AlphaFold: Machine learning for protein structure prediction
In 2018, a group of computer scientists at DeepMind revealed a new method for protein structure prediction, called AlphaFold. In that year’s CASP competition, which benchmarks the state-of-the-art for protein structure prediction, AlphaFold swept the competition, generating more accurate predictions than any other research group.
AlphaFold has received considerable attention for this achievement, and a few weeks ago they published a scientific paper with the details of their new method. Since protein structure prediction often appears in Foldit puzzles, we wanted to review the AlphaFold method with Foldit players!
This blogpost is meant to summarize this exciting progress from AlphaFold, with an overview of their method, and some thoughts about the expected impact on protein research.
Machine Learning and Neural Nets
AlphaFold comes from DeepMind, a company well-known for tackling hard problems with machine learning algorithms. In 2016, a DeepMind program called AlphaGo famously beat a world-champion player of Go, a classic Chinese board game that is notoriously difficult for computer programs.
Machine learning (ML) is a branch of computer science that deals with self-improving algorithms. An ML algorithm is set up to perform a well-defined task, with a well-defined measure of performance. Over a “training” period, the algorithm is able to evaluate its own performance at the task and iteratively make changes that improve its performance.
One popular type of ML algorithm is a neural net, so called because it is inspired by the organization of neurons in the brain. Just like a web of neurons that communicate through synapses, a neural net is a web of virtual “nodes” that pass signals to one another.
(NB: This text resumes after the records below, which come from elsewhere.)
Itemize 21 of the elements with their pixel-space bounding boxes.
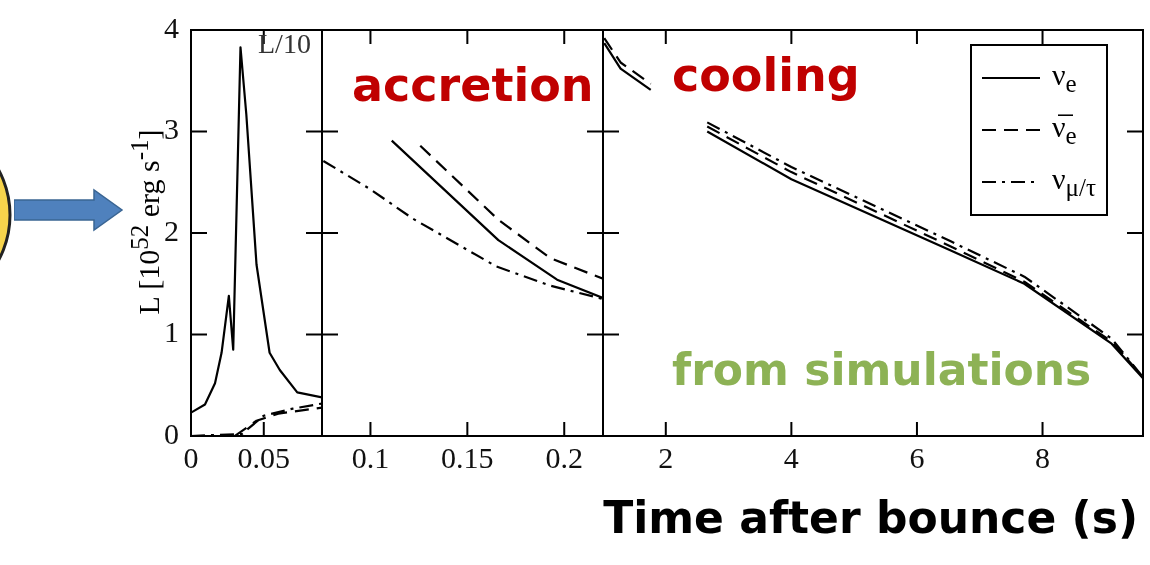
x-tick-label: 8 (1035, 440, 1051, 474)
legend-label: ν$_{μ/τ}$ (1052, 162, 1096, 202)
x-tick-label: 0.1 (351, 440, 390, 474)
annotation: from simulations (672, 344, 1092, 395)
x-tick-label: 0.15 (441, 440, 494, 474)
x-axis-title: Time after bounce (s) (603, 492, 1138, 543)
annotation: L/10 (258, 28, 311, 59)
x-tick-label: 2 (658, 440, 674, 474)
annotation: cooling (672, 48, 860, 102)
y-tick-label: 3 (164, 112, 179, 146)
y-tick-label: 0 (164, 416, 179, 450)
legend-label: ν$_{e}$ (1052, 58, 1077, 98)
x-tick-label: 0.05 (237, 440, 291, 474)
x-tick-label: 4 (783, 440, 799, 474)
annotation: accretion (352, 58, 594, 112)
legend-label: ν̅$_{e}$ (1052, 110, 1077, 150)
y-tick-label: 2 (164, 213, 179, 247)
x-tick-label: 0.2 (545, 440, 583, 474)
y-tick-label: 1 (164, 315, 179, 349)
y-tick-label: 4 (164, 10, 179, 44)
x-tick-label: 6 (909, 440, 925, 474)
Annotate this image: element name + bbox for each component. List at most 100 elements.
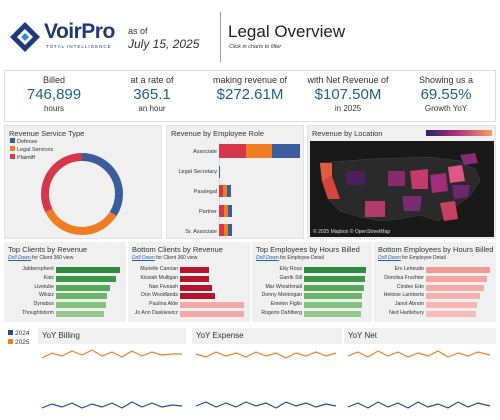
ranking-bar[interactable]	[426, 293, 481, 300]
legend-item-defense[interactable]: Defense	[10, 138, 53, 146]
kpi-label: Billed	[42, 75, 65, 85]
ranking-rows: Jabberspheré Katz Livetube Wikizz Dynabox Tho…	[4, 266, 126, 320]
ranking-rows: Murielle Cannan Kissiah Mulligan Nan Fivea…	[128, 266, 250, 320]
ranking-bar[interactable]	[180, 302, 244, 309]
drill-down-link-text[interactable]: Drill Down	[256, 255, 279, 261]
ranking-bar[interactable]	[180, 275, 210, 282]
donut-slice-plaintiff[interactable]	[41, 153, 123, 235]
ranking-name[interactable]: Heloise Lamberts	[383, 292, 424, 299]
ranking-name[interactable]: Livetube	[34, 283, 54, 290]
ranking-name[interactable]: Rogerio Dahlberg	[261, 310, 302, 316]
drill-down-link[interactable]: Drill Down for Employee Detail	[378, 255, 446, 261]
donut-slice-legal-services[interactable]	[41, 153, 123, 235]
legend-item-2025[interactable]: 2025	[8, 338, 29, 347]
page-subtitle: Click in charts to filter	[229, 44, 282, 50]
kpi-label: Showing us a	[418, 75, 474, 85]
ranking-bar[interactable]	[180, 311, 244, 317]
map-attribution[interactable]: © 2025 Mapbox © OpenStreetMap	[313, 228, 390, 235]
ranking-name[interactable]: Cindee Ede	[396, 283, 424, 290]
ranking-bar[interactable]	[180, 267, 209, 273]
ranking-name[interactable]: Dorolisa Fruchter	[384, 274, 424, 281]
ranking-bar[interactable]	[56, 302, 106, 309]
us-revenue-map[interactable]: © 2025 Mapbox © OpenStreetMap	[310, 141, 494, 237]
drill-down-link[interactable]: Drill Down for Client 360 view	[8, 255, 73, 261]
ranking-bar[interactable]	[180, 293, 216, 300]
yoy-net-lines[interactable]	[344, 344, 496, 416]
ranking-name[interactable]: Jabberspheré	[22, 266, 54, 272]
role-bar-partner[interactable]	[219, 205, 232, 217]
ranking-name[interactable]: Janot Abram	[394, 301, 424, 308]
ranking-name[interactable]: Katz	[43, 274, 54, 281]
drill-down-link-text[interactable]: Drill Down	[8, 255, 31, 261]
ranking-name[interactable]: Mar Wreathmall	[265, 283, 302, 290]
legend-item-plaintiff[interactable]: Plaintiff	[10, 154, 53, 162]
ranking-bar[interactable]	[56, 267, 120, 273]
ranking-name[interactable]: Paulina Alde	[149, 301, 178, 308]
ranking-name[interactable]: Murielle Cannan	[140, 266, 178, 272]
ranking-bar[interactable]	[426, 302, 478, 309]
ranking-bar[interactable]	[304, 284, 364, 291]
ranking-bar[interactable]	[304, 311, 362, 317]
drill-down-link[interactable]: Drill Down for Client 360 view	[132, 255, 197, 261]
panel-title: Revenue by Employee Role	[171, 129, 264, 138]
ranking-bar[interactable]	[304, 267, 366, 273]
ranking-name[interactable]: Emelen Figlin	[270, 301, 302, 308]
ranking-name[interactable]: Ned Hartlebury	[389, 310, 424, 316]
legend-item-legal-services[interactable]: Legal Services	[10, 146, 53, 154]
ranking-bar[interactable]	[56, 293, 108, 300]
legend-label: Defense	[17, 139, 38, 145]
ranking-name[interactable]: Wikizz	[39, 292, 54, 299]
top-clients-panel: Top Clients by Revenue Drill Down for Cl…	[4, 242, 126, 322]
role-bar-associate[interactable]	[219, 144, 300, 158]
service-donut-chart[interactable]	[37, 150, 127, 238]
ranking-name[interactable]: Nan Fiveash	[148, 283, 178, 290]
ranking-name[interactable]: Garrik Sill	[279, 274, 302, 281]
role-label-legal-secretary: Legal Secretary	[178, 169, 217, 175]
ranking-name[interactable]: Donny Meiningan	[261, 292, 302, 299]
kpi-sub: an hour	[138, 104, 166, 113]
yoy-expense-chart[interactable]: YoY Expense	[192, 326, 342, 418]
ranking-name[interactable]: Don Woodlands	[141, 292, 178, 299]
legend-item-2024[interactable]: 2024	[8, 329, 29, 338]
yoy-net-chart[interactable]: YoY Net	[344, 326, 496, 418]
as-of-label: as of	[128, 26, 148, 36]
role-bar-sr-associate[interactable]	[219, 224, 232, 236]
role-label-paralegal: Paralegal	[193, 189, 217, 195]
ranking-bar[interactable]	[426, 284, 484, 291]
legend-label: 2024	[15, 330, 30, 337]
ranking-name[interactable]: Etty Rous	[279, 266, 303, 272]
drill-down-link-text[interactable]: Drill Down	[378, 255, 401, 261]
ranking-bar[interactable]	[56, 284, 110, 291]
service-type-panel: Revenue Service Type Defense Legal Servi…	[4, 125, 162, 239]
ranking-bar[interactable]	[56, 311, 104, 317]
as-of-date: July 15, 2025	[128, 37, 200, 51]
drill-down-link[interactable]: Drill Down for Employee Detail	[256, 255, 324, 261]
role-label-partner: Partner	[198, 209, 217, 215]
ranking-bar[interactable]	[56, 275, 116, 282]
ranking-bar[interactable]	[304, 302, 362, 309]
role-bar-legal-secretary[interactable]	[219, 166, 220, 178]
role-bar-paralegal[interactable]	[219, 185, 231, 197]
ranking-bar[interactable]	[426, 267, 490, 273]
yoy-billing-lines[interactable]	[38, 344, 186, 416]
role-stacked-bar-chart[interactable]	[219, 142, 303, 238]
ranking-bar[interactable]	[304, 293, 363, 300]
ranking-bar[interactable]	[426, 275, 487, 282]
panel-title: Revenue by Location	[312, 129, 383, 138]
drill-down-link-text[interactable]: Drill Down	[132, 255, 155, 261]
ranking-name[interactable]: Erv Leheude	[394, 266, 424, 272]
panel-title: Bottom Employees by Hours Billed	[378, 245, 494, 254]
kpi-value: 69.55%	[420, 86, 472, 103]
ranking-name[interactable]: Thoughtstorm	[21, 310, 54, 316]
ranking-bar[interactable]	[180, 284, 212, 291]
voirpro-logo-icon	[10, 22, 40, 52]
drill-down-desc: for Client 360 view	[32, 255, 74, 261]
ranking-name[interactable]: Kissiah Mulligan	[140, 274, 178, 281]
ranking-bar[interactable]	[426, 311, 476, 317]
ranking-name[interactable]: Jo Ann Daskiewicz	[134, 310, 178, 316]
kpi-label: at a rate of	[130, 75, 174, 85]
yoy-billing-chart[interactable]: YoY Billing	[38, 326, 186, 418]
yoy-expense-lines[interactable]	[192, 344, 342, 416]
ranking-bar[interactable]	[304, 275, 365, 282]
ranking-name[interactable]: Dynabox	[33, 301, 54, 308]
Typically, each node performs a simple mathematical operation on received signals (for example, testing if the sum of the signals exceeds some threshold), then passes on the new signal to downstream nodes. Training a neural net involves tuning the operations at each node so that the entire network produces the desired output from the training inputs.
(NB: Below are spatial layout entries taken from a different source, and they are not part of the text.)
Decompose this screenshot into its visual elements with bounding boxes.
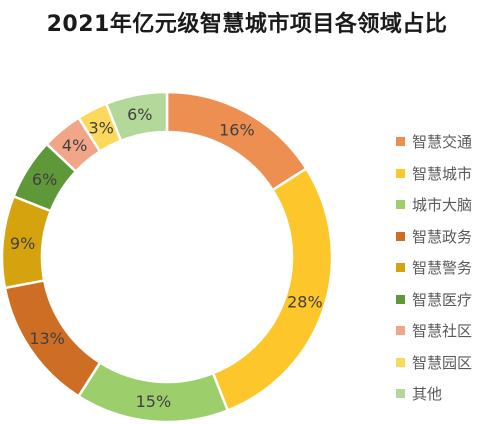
slice-1 — [165, 90, 309, 192]
legend-label: 智慧交通 — [412, 133, 473, 152]
slice-value-label: 16% — [219, 120, 255, 139]
legend-item: 智慧政务 — [396, 221, 492, 253]
legend-label: 城市大脑 — [412, 196, 473, 215]
legend-label: 智慧园区 — [412, 353, 473, 372]
legend-item: 智慧警务 — [396, 252, 492, 284]
slice-value-label: 28% — [287, 292, 323, 311]
slice-value-label: 13% — [29, 329, 65, 348]
slice-value-label: 15% — [136, 392, 172, 411]
slice-value-label: 3% — [89, 118, 114, 137]
legend-item: 城市大脑 — [396, 189, 492, 221]
chart-title: 2021年亿元级智慧城市项目各领域占比 — [46, 12, 448, 37]
legend-label: 智慧警务 — [412, 259, 473, 278]
slice-value-label: 9% — [10, 234, 35, 253]
legend-item: 智慧医疗 — [396, 284, 492, 316]
legend-swatch — [396, 137, 405, 147]
legend-swatch — [396, 326, 405, 336]
legend-label: 其他 — [412, 385, 443, 404]
legend-swatch — [396, 231, 405, 241]
legend-swatch — [396, 200, 405, 210]
legend-item: 智慧交通 — [396, 126, 492, 158]
legend-label: 智慧政务 — [412, 227, 473, 246]
legend-swatch — [396, 389, 405, 399]
legend-label: 智慧社区 — [412, 322, 473, 341]
legend-swatch — [396, 357, 405, 367]
legend-swatch — [396, 294, 405, 304]
legend-swatch — [396, 168, 405, 178]
slice-2 — [211, 166, 334, 413]
legend-item: 其他 — [396, 378, 492, 410]
legend-swatch — [396, 263, 405, 273]
slice-value-label: 6% — [32, 170, 57, 189]
slice-value-label: 4% — [62, 136, 87, 155]
legend-label: 智慧医疗 — [412, 290, 473, 309]
legend-item: 智慧城市 — [396, 158, 492, 190]
slice-9 — [104, 90, 169, 143]
legend-item: 智慧社区 — [396, 315, 492, 347]
legend-item: 智慧园区 — [396, 347, 492, 379]
legend: 智慧交通智慧城市城市大脑智慧政务智慧警务智慧医疗智慧社区智慧园区其他 — [396, 126, 492, 410]
legend-label: 智慧城市 — [412, 164, 473, 183]
slice-value-label: 6% — [127, 105, 152, 124]
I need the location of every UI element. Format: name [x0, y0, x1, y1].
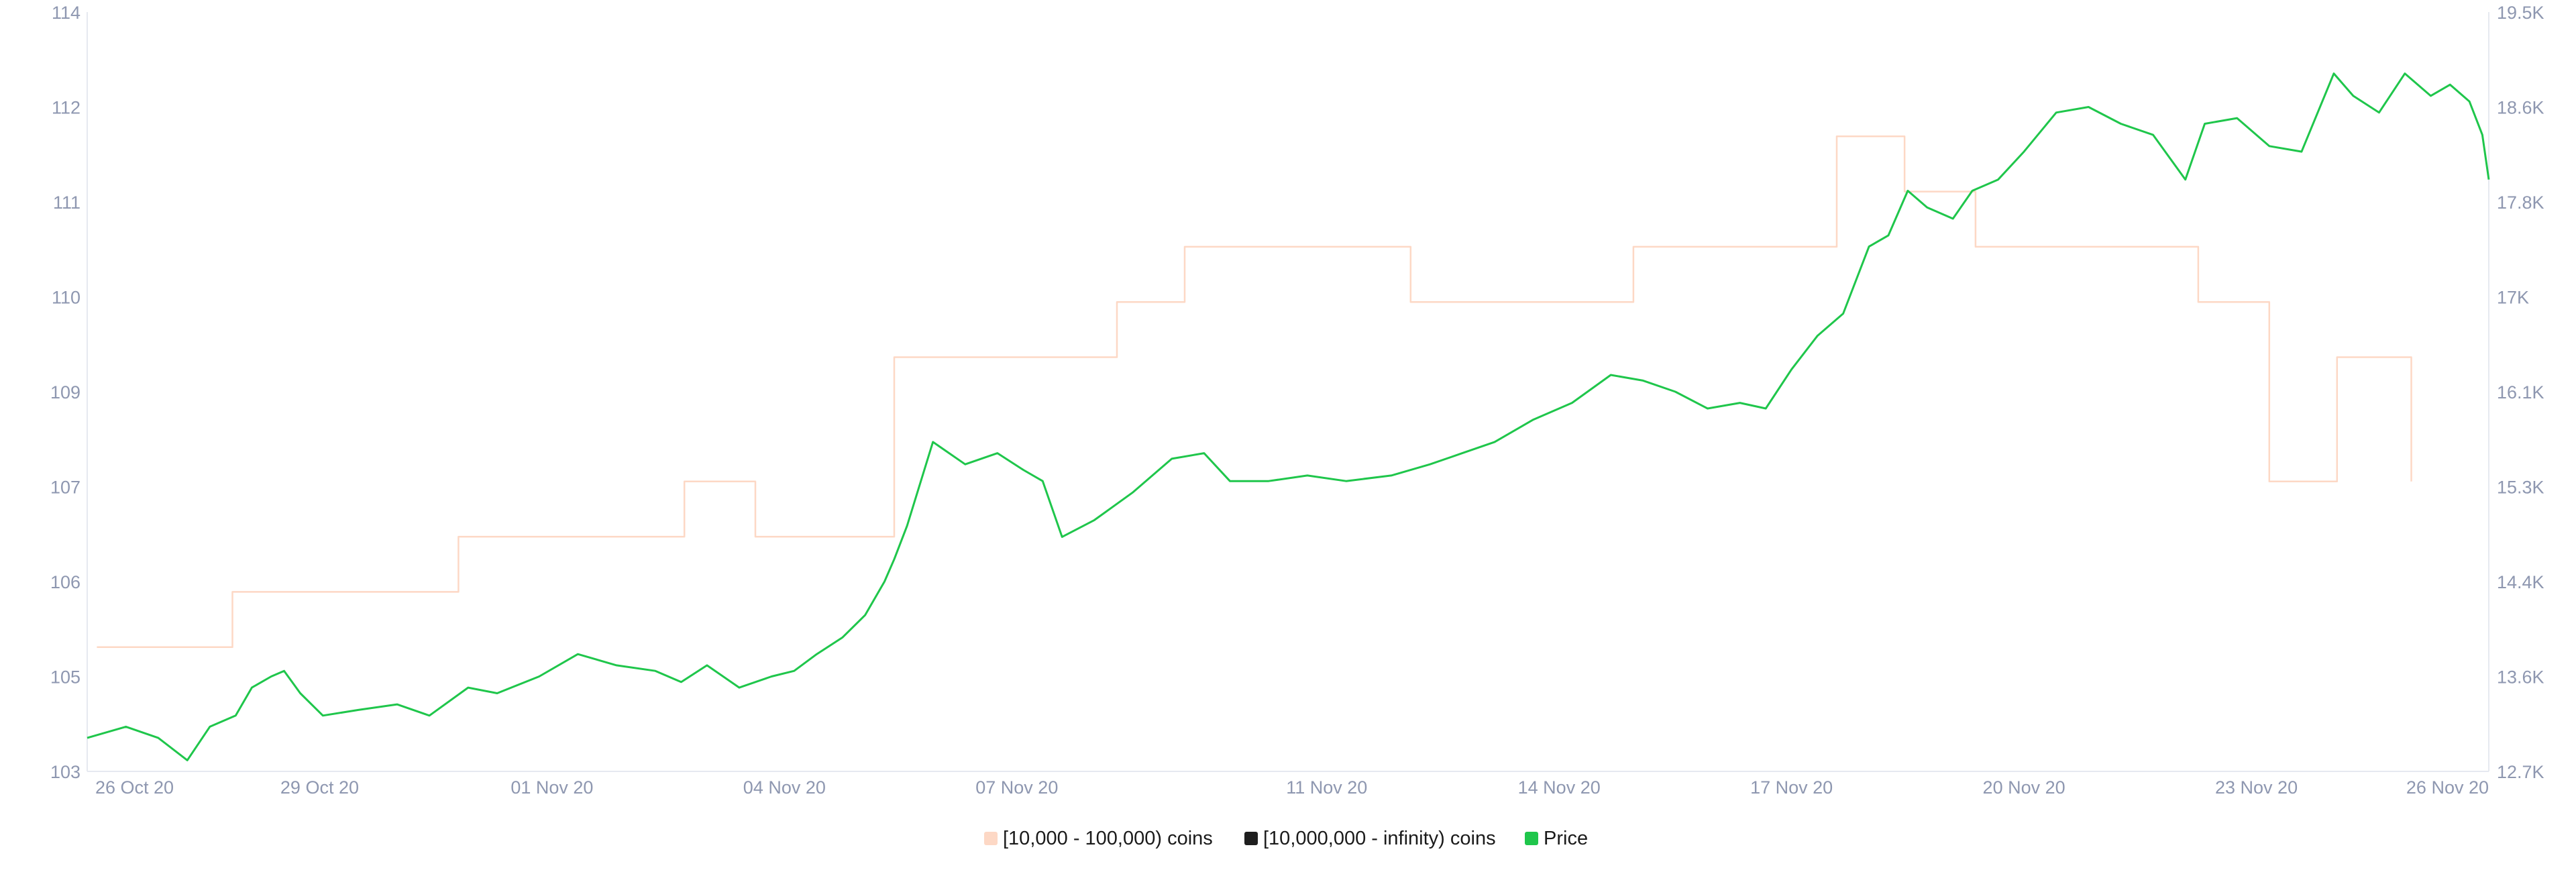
legend[interactable]: [10,000 - 100,000) coins [10,000,000 - in… [984, 828, 1588, 849]
x-axis-tick-label: 07 Nov 20 [975, 777, 1058, 798]
right-axis-tick-label: 19.5K [2497, 3, 2544, 23]
left-axis-tick-label: 109 [50, 382, 80, 402]
legend-item[interactable]: [10,000,000 - infinity) coins [1244, 828, 1496, 849]
x-axis-tick-label: 29 Oct 20 [280, 777, 359, 798]
series-layer [87, 72, 2490, 761]
left-axis-tick-label: 107 [50, 478, 80, 498]
axis-layer: 103 105 106 107 109 110 111 112 114 12.7K 13.6K 14.… [50, 3, 2544, 798]
whale-holdings-step-line [97, 135, 2412, 649]
legend-item[interactable]: [10,000 - 100,000) coins [984, 828, 1213, 849]
right-axis-tick-label: 12.7K [2497, 762, 2544, 782]
left-axis-tick-label: 105 [50, 667, 80, 688]
right-axis-tick-label: 17K [2497, 288, 2529, 308]
left-axis-tick-label: 110 [52, 288, 80, 308]
x-axis-tick-label: 20 Nov 20 [1983, 777, 2065, 798]
legend-swatch [1525, 832, 1538, 845]
legend-swatch [984, 832, 998, 845]
x-axis-tick-label: 17 Nov 20 [1750, 777, 1833, 798]
legend-label: [10,000 - 100,000) coins [1003, 828, 1213, 849]
right-axis-tick-label: 15.3K [2497, 478, 2544, 498]
right-axis-tick-label: 14.4K [2497, 572, 2544, 592]
x-axis-tick-label: 23 Nov 20 [2215, 777, 2298, 798]
legend-item[interactable]: Price [1525, 828, 1588, 849]
legend-label: Price [1544, 828, 1588, 849]
right-axis-tick-label: 13.6K [2497, 667, 2544, 688]
right-axis-tick-label: 17.8K [2497, 193, 2544, 213]
x-axis-tick-label: 11 Nov 20 [1286, 777, 1367, 798]
x-axis-tick-label: 14 Nov 20 [1518, 777, 1601, 798]
right-axis-tick-label: 18.6K [2497, 98, 2544, 118]
grid-layer [87, 12, 2489, 772]
left-axis-tick-label: 103 [50, 762, 80, 782]
left-axis-tick-label: 106 [50, 572, 80, 592]
legend-swatch [1244, 832, 1258, 845]
price-line [87, 72, 2490, 761]
left-axis-tick-label: 111 [53, 193, 80, 213]
left-axis-tick-label: 114 [52, 3, 80, 23]
x-axis-tick-label: 04 Nov 20 [743, 777, 826, 798]
x-axis-tick-label: 01 Nov 20 [511, 777, 593, 798]
right-axis-tick-label: 16.1K [2497, 382, 2544, 402]
legend-label: [10,000,000 - infinity) coins [1263, 828, 1496, 849]
left-axis-tick-label: 112 [52, 98, 80, 118]
x-axis-tick-label: 26 Oct 20 [95, 777, 174, 798]
x-axis-tick-label: 26 Nov 20 [2406, 777, 2489, 798]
A diagram of a simple neural network (from WikiMedia Commons). Signals are passed between nodes, each of which performs some simple (nonlinear) operation on the received signal and passes on the result. This network contains a single hidden layer of 4 nodes; the AlphaFold neural net contains hundreds of layers with thousands of nodes.
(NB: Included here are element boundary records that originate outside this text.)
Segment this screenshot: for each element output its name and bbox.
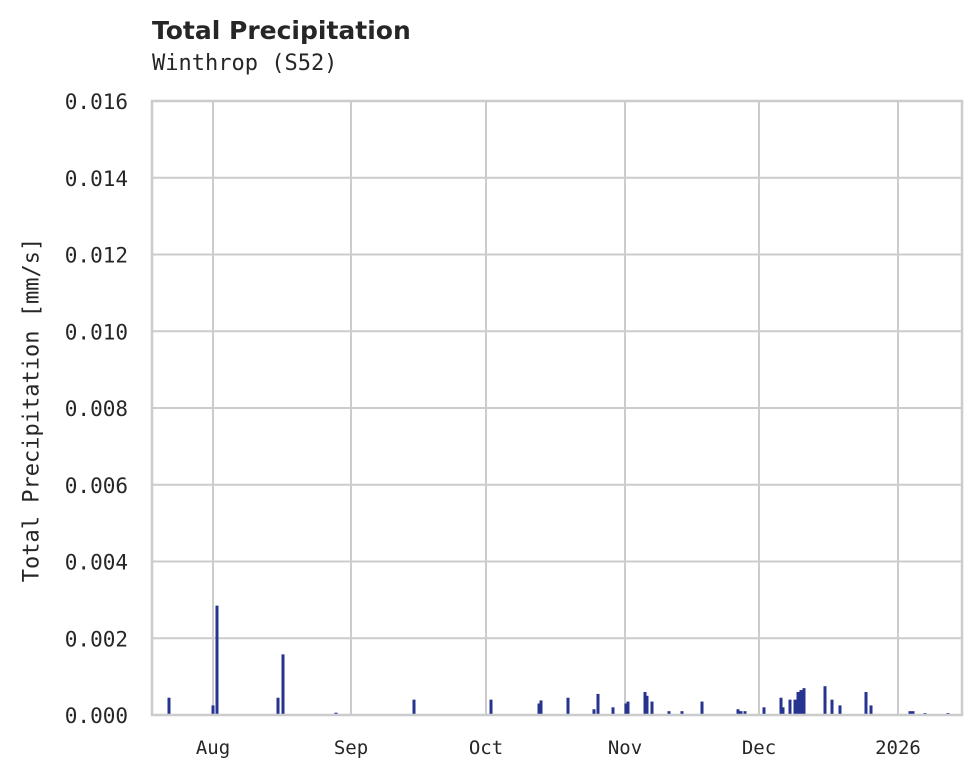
precip-bar	[700, 701, 704, 715]
x-tick-label: Nov	[608, 737, 642, 759]
x-tick-label: Oct	[469, 737, 503, 759]
precip-bar	[869, 705, 873, 715]
y-tick-label: 0.016	[65, 90, 128, 114]
precip-bar	[643, 691, 647, 715]
y-tick-label: 0.014	[65, 167, 128, 191]
precip-bar	[743, 711, 747, 715]
precip-bar	[211, 705, 215, 715]
precip-bar	[793, 699, 797, 715]
chart-title: Total Precipitation	[152, 16, 411, 45]
x-tick-label: 2026	[875, 737, 921, 759]
x-tick-label: Sep	[334, 737, 368, 759]
y-tick-label: 0.000	[65, 704, 128, 728]
plot-frame	[150, 99, 964, 717]
chart-subtitle: Winthrop (S52)	[152, 51, 338, 76]
precip-bar	[667, 711, 671, 715]
precip-bar	[624, 703, 628, 715]
precip-bar	[626, 701, 630, 715]
precip-bar	[736, 709, 740, 715]
precip-bar	[680, 711, 684, 715]
precip-bar	[592, 709, 596, 715]
precip-bar	[864, 691, 868, 715]
precip-bar	[788, 699, 792, 715]
precip-bar	[537, 703, 541, 715]
precip-bar	[645, 695, 649, 715]
precip-bar	[779, 697, 783, 715]
precip-bar	[215, 605, 219, 715]
precip-bar	[802, 688, 806, 715]
precip-bar	[611, 707, 615, 715]
precip-bar	[908, 711, 912, 715]
precip-bar	[830, 699, 834, 715]
y-tick-label: 0.012	[65, 244, 128, 268]
precip-bar	[276, 697, 280, 715]
precip-bar	[596, 693, 600, 715]
x-tick-label: Aug	[196, 737, 230, 759]
precip-bar	[739, 711, 743, 715]
y-tick-label: 0.004	[65, 551, 128, 575]
x-tick-label: Dec	[742, 737, 776, 759]
precip-bar	[799, 690, 803, 715]
precip-bar	[539, 700, 543, 715]
precip-bar	[412, 699, 416, 715]
precip-bar	[838, 705, 842, 715]
y-tick-label: 0.008	[65, 397, 128, 421]
precip-bar	[650, 701, 654, 715]
precip-bar	[489, 699, 493, 715]
y-tick-label: 0.002	[65, 627, 128, 651]
precip-bar	[167, 697, 171, 715]
precip-bar	[762, 707, 766, 715]
precip-bar	[911, 711, 915, 715]
y-tick-label: 0.006	[65, 474, 128, 498]
y-tick-label: 0.010	[65, 320, 128, 344]
precip-bar	[781, 707, 785, 715]
precip-bar	[281, 654, 285, 715]
precip-bar	[823, 686, 827, 715]
precip-bar	[566, 697, 570, 715]
precip-bar	[796, 691, 800, 715]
Neural nets have been very useful for abstracting information from complex inputs. A popular application of neural nets is the image recognition problem: the input is a 2D array of colored pixels, and the task is to classify the depicted object.
The AlphaFold algorithm is a neural net, very similar to the kind used for image recognition. In this case, the input is information about the protein sequence, and the task is to predict the distance between each residue in the folded protein.
Predicted Contacts vs. Predicted Distances
Many Foldit players will already be familiar with the concept of predicted contacts. These are residues in a protein that are predicted to be close to one another (“in contact”) in the folded structure, even if they are not neighbors in the protein sequence.
These predictions come from covariance patterns that emerge during evolution. We can observe these patterns by comparing very similar protein sequences in different organisms. For instance, we could compare the hemoglobin sequence in humans, chimps, dogs, mice, etc., and look for positions that tend to co-vary (i.e. two residues that seem to change together, as if they depend on one another). Strong covariance between two residues usually suggests that those residues interact with one another in the folded structure, through side-chain packing, H-bonding, electrostatics, etc.
Cartoon diagram of covariance (from GREMLIN). (Left) In these two related protein structures, the red and green residues interact with one another. When one of these mutates during the course of evolution, its partner may also have to mutate to maintain the interaction. (Right) Even when we don’t know the structure of these proteins, we can see evidence of this interaction when we compare lots of related protein sequences. The two positions in the dashed boxes display strong covariance.
One of the key insights of the AlphaFold group was to take these predictions a step further: Instead of using covariance to predict whether a two residues are “in contact” (a simple yes/no), AlphaFold attempts to predict the distance between the two residues (a range of values between 2 and 20 Å). These predictions are more difficult to make, but successful predictions provide much richer information about the folded protein structure.
We should note that, in 2018, a few other research groups were also using neural networks to predict distances—not just AlphaFold. The second insight of AlphaFold concerns their ability to generate a folded protein structure from predicted distances. They represent each distance prediction as a smooth restraint function, which allows them to employ a simple technique called gradient descent, directly folding the protein into a structure compatible with their predicted distances.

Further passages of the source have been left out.